The standard library only talks about Unicode characters. It says nothing about grapheme clusters. Let’s say I want to use String.get_utf_8_uchar
, get a utf_decode
, get the length of the decode, move the cursor forward by that many bytes in the source string, then repeat for each decoded Unicode character:
# let rec ulen ~off ~len str =
let dec = String.get_utf_8_uchar str off in
if Uchar.utf_decode_is_valid dec then
ulen ~off:(off + Uchar.utf_decode_length dec) ~len:(succ len) str
else len;;
val ulen : off:int -> len:int -> string -> int = <fun>
# let ulen str = ulen ~off:0 ~len:0 str;;
val ulen : string -> int = <fun>
# ulen "🤦♂️";;
Exception: Invalid_argument "index out of bounds".

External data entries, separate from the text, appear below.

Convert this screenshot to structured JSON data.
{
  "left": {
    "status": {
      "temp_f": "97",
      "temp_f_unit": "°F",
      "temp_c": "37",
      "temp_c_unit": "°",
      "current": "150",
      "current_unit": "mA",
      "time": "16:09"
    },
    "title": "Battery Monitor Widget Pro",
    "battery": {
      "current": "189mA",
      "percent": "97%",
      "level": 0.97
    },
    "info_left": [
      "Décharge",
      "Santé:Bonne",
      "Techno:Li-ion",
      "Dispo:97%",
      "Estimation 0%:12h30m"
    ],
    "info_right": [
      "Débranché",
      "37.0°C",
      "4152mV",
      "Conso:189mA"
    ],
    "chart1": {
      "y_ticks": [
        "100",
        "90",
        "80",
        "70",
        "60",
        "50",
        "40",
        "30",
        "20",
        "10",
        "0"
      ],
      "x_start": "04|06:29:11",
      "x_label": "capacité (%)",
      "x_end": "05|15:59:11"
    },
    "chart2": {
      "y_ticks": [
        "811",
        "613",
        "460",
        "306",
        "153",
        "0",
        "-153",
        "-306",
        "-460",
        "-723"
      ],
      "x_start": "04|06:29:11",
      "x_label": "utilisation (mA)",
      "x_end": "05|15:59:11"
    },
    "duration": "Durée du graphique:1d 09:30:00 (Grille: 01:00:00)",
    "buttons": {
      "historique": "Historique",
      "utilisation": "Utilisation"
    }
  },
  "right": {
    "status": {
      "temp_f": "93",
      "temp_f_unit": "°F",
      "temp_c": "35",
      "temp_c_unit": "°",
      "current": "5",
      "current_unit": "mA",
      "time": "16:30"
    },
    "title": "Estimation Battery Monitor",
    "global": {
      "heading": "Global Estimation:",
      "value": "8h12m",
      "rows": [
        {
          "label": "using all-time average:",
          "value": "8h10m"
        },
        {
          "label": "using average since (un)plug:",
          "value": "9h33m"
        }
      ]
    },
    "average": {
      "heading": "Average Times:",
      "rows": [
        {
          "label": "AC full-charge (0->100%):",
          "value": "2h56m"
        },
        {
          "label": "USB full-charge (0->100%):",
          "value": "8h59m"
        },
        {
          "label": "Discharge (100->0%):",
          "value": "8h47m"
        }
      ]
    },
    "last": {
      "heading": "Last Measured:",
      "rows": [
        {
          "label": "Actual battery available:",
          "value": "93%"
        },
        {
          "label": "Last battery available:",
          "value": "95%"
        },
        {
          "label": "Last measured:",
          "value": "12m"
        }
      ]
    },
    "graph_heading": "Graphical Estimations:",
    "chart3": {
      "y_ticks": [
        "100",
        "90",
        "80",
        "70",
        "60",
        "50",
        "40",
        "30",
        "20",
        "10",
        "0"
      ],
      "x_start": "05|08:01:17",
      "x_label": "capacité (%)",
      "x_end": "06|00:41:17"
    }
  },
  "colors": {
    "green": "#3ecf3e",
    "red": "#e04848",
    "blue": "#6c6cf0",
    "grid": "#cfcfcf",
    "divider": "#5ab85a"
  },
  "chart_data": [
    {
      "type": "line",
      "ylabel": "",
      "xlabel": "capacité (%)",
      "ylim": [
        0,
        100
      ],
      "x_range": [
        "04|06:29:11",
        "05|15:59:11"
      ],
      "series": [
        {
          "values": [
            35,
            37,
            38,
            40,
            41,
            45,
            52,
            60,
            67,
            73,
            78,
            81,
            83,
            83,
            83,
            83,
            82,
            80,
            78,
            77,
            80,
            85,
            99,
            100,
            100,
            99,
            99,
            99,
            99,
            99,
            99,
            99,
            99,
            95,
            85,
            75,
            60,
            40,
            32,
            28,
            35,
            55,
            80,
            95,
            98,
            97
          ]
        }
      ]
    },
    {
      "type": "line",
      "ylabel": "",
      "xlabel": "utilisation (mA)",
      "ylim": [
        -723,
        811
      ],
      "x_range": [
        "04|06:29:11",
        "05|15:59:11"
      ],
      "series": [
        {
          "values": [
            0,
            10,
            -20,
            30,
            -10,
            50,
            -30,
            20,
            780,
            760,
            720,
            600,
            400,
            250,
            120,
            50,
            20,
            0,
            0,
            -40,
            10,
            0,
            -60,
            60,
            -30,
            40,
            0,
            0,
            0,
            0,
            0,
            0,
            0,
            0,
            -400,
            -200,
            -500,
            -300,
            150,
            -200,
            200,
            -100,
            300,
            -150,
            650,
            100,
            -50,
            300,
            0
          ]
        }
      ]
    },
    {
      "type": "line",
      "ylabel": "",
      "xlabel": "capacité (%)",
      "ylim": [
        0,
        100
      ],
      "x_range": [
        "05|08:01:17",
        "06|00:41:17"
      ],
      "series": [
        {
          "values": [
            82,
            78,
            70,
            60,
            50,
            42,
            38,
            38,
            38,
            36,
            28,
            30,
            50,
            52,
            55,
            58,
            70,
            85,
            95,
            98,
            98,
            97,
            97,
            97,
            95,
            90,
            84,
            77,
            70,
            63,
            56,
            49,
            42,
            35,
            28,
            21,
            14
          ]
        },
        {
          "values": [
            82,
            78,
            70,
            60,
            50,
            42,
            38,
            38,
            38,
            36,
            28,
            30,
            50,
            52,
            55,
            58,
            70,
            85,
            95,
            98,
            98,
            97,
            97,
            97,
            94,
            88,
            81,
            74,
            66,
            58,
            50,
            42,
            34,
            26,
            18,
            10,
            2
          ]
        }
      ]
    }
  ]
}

Whoops! It’s not as simple as it might seem. I guess we need to handle the exception where we go past the end of the string?
# let rec ulen ~off ~len str =
match String.get_utf_8_uchar str off with
| dec ->
if Uchar.utf_decode_is_valid dec then
ulen ~off:(off + Uchar.utf_decode_length dec) ~len:(succ len) str
else len
| exception Invalid_argument _ -> len;;
val ulen : off:int -> len:int -> string -> int = <fun>
# let ulen str = ulen ~off:0 ~len:0 str;;
val ulen : string -> int = <fun>
# ulen "🤦♂️"
- : int = 4
But that’s not correct either. This string contains one grapheme cluster, and it should give me that length:
# #require "uuseg.string";;
# Uuseg_string.fold_utf_8 `Grapheme_cluster (fun len _ -> len + 1) 0 "🤦🏼♂️";;
- : int = 1